Mönchengladbach: Die Wickrather Oldtimer-Genussmeile
VON ANDREAS GRUHN - zuletzt aktualisiert: 25.04.2010 - 19:02Mönchengladbach (RPO). Da wollte Werner Brungs gerade seinen knatternden Benz von 1912 über die Startlinie bei der 21. Wickrather Oldtimer-Rallye fahren, schon ging nichts mehr. Ein gutes Dutzend Wanloer blockierten gestern Morgen zunächst den Start, um gegen die geplante Biogasanlage in Wanlo zu demonstrieren. Nach einigen Minuten ermöglichten sie dann doch die Fahrt, die Oberbürgermeister Norbert Bude zuvor per Fahne freigegeben hatte.
Und dann musste der Motor Sport Club Wickrath (MSC) auch noch die rund 130 Kilometer lange Strecke für die 132 Starter kurzfristig ändern, weil Wickrath einfach zu voll war. Voll mit Besuchern der Oldtimer-Rallye und des Knospen- und Genuss-Festivals in der Fußgängerzone an der Quadtstraße.
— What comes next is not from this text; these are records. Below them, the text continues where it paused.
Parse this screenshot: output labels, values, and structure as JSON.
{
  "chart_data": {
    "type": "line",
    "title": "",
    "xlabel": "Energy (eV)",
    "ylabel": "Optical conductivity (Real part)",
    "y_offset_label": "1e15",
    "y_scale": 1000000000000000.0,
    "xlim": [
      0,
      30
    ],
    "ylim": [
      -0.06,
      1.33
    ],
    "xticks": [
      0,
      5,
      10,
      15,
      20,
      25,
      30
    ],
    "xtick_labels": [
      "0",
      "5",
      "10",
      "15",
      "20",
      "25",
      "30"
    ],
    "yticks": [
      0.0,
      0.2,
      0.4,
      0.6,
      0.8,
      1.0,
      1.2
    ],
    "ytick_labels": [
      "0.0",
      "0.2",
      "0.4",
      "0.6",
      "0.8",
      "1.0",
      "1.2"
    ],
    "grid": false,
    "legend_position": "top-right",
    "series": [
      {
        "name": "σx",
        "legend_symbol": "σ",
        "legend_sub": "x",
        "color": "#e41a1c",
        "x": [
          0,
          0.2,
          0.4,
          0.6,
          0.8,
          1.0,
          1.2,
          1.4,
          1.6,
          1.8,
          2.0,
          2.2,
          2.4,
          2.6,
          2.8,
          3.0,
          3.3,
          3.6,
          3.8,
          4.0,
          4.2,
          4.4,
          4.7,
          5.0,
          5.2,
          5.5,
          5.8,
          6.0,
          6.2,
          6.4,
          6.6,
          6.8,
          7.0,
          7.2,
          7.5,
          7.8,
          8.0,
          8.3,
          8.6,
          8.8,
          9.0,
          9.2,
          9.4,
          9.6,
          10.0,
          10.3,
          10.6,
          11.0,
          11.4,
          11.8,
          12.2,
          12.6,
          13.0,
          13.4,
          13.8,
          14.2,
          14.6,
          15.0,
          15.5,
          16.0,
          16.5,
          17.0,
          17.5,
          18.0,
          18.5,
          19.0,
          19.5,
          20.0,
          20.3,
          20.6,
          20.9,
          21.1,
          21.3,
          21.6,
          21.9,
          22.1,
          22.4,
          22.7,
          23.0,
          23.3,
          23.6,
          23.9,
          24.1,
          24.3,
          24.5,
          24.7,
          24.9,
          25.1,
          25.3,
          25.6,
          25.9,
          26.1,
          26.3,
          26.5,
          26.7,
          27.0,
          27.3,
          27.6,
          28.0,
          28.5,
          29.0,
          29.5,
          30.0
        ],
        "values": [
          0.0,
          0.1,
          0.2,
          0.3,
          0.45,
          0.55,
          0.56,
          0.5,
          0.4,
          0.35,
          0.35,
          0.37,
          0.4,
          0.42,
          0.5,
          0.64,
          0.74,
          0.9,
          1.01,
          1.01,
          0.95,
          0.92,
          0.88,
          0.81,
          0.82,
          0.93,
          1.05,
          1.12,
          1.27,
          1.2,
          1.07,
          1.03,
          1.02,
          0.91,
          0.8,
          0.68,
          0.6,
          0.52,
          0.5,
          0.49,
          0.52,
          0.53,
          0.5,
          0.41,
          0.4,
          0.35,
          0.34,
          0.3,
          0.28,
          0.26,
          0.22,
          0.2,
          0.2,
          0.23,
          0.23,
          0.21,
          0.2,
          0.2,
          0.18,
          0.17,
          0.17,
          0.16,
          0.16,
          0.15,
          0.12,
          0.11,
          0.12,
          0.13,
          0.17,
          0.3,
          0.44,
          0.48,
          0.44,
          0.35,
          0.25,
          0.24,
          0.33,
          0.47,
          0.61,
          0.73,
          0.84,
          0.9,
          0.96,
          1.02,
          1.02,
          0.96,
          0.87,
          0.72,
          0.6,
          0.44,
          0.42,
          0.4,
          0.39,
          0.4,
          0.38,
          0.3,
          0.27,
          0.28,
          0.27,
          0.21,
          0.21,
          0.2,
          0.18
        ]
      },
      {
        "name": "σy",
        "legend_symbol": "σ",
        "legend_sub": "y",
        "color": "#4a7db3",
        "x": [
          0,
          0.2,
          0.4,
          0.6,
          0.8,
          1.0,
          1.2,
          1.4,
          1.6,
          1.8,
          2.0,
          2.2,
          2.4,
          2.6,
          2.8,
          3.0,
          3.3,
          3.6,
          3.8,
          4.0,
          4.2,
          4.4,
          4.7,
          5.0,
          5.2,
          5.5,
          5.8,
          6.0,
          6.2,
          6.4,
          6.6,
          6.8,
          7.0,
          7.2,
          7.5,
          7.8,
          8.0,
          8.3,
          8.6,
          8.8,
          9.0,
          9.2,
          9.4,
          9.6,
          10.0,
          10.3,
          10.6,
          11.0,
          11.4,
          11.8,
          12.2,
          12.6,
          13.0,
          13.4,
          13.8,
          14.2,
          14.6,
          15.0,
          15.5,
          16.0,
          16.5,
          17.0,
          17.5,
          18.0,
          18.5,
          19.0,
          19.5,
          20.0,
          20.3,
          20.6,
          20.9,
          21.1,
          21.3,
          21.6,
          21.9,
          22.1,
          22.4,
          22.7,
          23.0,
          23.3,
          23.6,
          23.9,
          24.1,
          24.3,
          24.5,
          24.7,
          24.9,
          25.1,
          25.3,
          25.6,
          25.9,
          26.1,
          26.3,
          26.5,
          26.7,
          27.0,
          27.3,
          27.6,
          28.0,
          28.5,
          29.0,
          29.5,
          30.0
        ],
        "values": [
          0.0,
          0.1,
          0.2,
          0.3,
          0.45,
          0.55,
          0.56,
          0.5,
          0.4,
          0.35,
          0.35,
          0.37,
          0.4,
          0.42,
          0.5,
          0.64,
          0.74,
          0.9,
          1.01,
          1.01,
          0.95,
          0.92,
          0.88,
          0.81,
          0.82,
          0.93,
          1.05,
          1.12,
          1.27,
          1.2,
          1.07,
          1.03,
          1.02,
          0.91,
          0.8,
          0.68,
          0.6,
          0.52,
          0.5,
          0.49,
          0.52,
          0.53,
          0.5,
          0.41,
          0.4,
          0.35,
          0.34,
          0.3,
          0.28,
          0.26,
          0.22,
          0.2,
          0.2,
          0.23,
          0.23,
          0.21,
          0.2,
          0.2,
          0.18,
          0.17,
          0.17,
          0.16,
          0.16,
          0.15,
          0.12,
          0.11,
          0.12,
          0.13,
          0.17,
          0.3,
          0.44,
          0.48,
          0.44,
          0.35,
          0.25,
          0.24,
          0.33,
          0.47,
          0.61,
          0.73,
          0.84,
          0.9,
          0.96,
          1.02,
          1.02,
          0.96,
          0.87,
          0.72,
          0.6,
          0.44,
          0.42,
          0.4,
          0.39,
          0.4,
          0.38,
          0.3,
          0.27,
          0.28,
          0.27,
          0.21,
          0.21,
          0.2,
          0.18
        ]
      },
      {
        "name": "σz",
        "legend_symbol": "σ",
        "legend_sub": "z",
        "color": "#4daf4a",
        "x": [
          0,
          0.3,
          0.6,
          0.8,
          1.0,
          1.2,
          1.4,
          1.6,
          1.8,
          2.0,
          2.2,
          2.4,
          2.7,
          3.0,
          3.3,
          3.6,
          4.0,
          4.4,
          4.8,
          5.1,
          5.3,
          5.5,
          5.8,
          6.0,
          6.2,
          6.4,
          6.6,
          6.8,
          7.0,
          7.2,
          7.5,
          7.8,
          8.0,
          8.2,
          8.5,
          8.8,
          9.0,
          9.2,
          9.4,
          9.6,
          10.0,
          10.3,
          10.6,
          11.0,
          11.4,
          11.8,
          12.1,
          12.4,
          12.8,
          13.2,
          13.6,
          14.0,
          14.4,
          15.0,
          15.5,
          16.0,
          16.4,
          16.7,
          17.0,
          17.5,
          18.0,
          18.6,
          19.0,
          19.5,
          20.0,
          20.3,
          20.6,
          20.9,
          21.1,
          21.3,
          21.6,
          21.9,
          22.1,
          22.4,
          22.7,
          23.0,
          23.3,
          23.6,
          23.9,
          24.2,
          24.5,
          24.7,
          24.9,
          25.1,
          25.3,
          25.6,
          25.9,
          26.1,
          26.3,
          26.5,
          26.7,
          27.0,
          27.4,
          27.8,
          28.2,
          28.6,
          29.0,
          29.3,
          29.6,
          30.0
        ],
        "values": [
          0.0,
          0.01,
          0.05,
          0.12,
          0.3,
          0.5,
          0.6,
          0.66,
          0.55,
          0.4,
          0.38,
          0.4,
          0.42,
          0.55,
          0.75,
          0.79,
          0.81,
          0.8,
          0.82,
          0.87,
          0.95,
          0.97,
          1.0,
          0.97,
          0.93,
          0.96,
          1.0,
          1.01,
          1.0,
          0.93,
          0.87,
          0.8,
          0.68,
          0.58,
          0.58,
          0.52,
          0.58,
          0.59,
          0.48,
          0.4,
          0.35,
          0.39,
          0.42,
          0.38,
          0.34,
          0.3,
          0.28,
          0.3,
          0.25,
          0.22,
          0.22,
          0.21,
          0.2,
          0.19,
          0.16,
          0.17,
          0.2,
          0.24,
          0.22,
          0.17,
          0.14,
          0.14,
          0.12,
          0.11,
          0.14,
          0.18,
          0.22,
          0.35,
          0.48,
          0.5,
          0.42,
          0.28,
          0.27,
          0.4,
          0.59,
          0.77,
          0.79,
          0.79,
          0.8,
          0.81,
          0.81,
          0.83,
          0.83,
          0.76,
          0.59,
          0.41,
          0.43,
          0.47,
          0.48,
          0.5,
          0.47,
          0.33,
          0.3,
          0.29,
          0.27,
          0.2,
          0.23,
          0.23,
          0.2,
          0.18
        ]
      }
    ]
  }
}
Tausende Menschen strömten am Sonntag in den Wickrather Ortskern zu der Doppelveranstaltung. Zum Benzingeruch rund um die fahrenden Oldtimer mischte sich der Duft feinster Speisen, die die Köche Wolfgang Eickes und Giorgio De Lana zubereiteten. Teilnehmer der Rallye kamen aus weiten Teilen Nordrhein-Westfalens, die weiteste Anreise hatte ein Paar aus Freiburg. „Unsere Rallye ist in diesem Jahr die erste Veranstaltung dieser Art in der Umgebung. Da sind die Leute natürlich heiß, mitzufahren“, sagte Theodor Christ, Vorsitzender des MSC. Mehr als 40 Oldtimerbesitzern musste der MSC absagen.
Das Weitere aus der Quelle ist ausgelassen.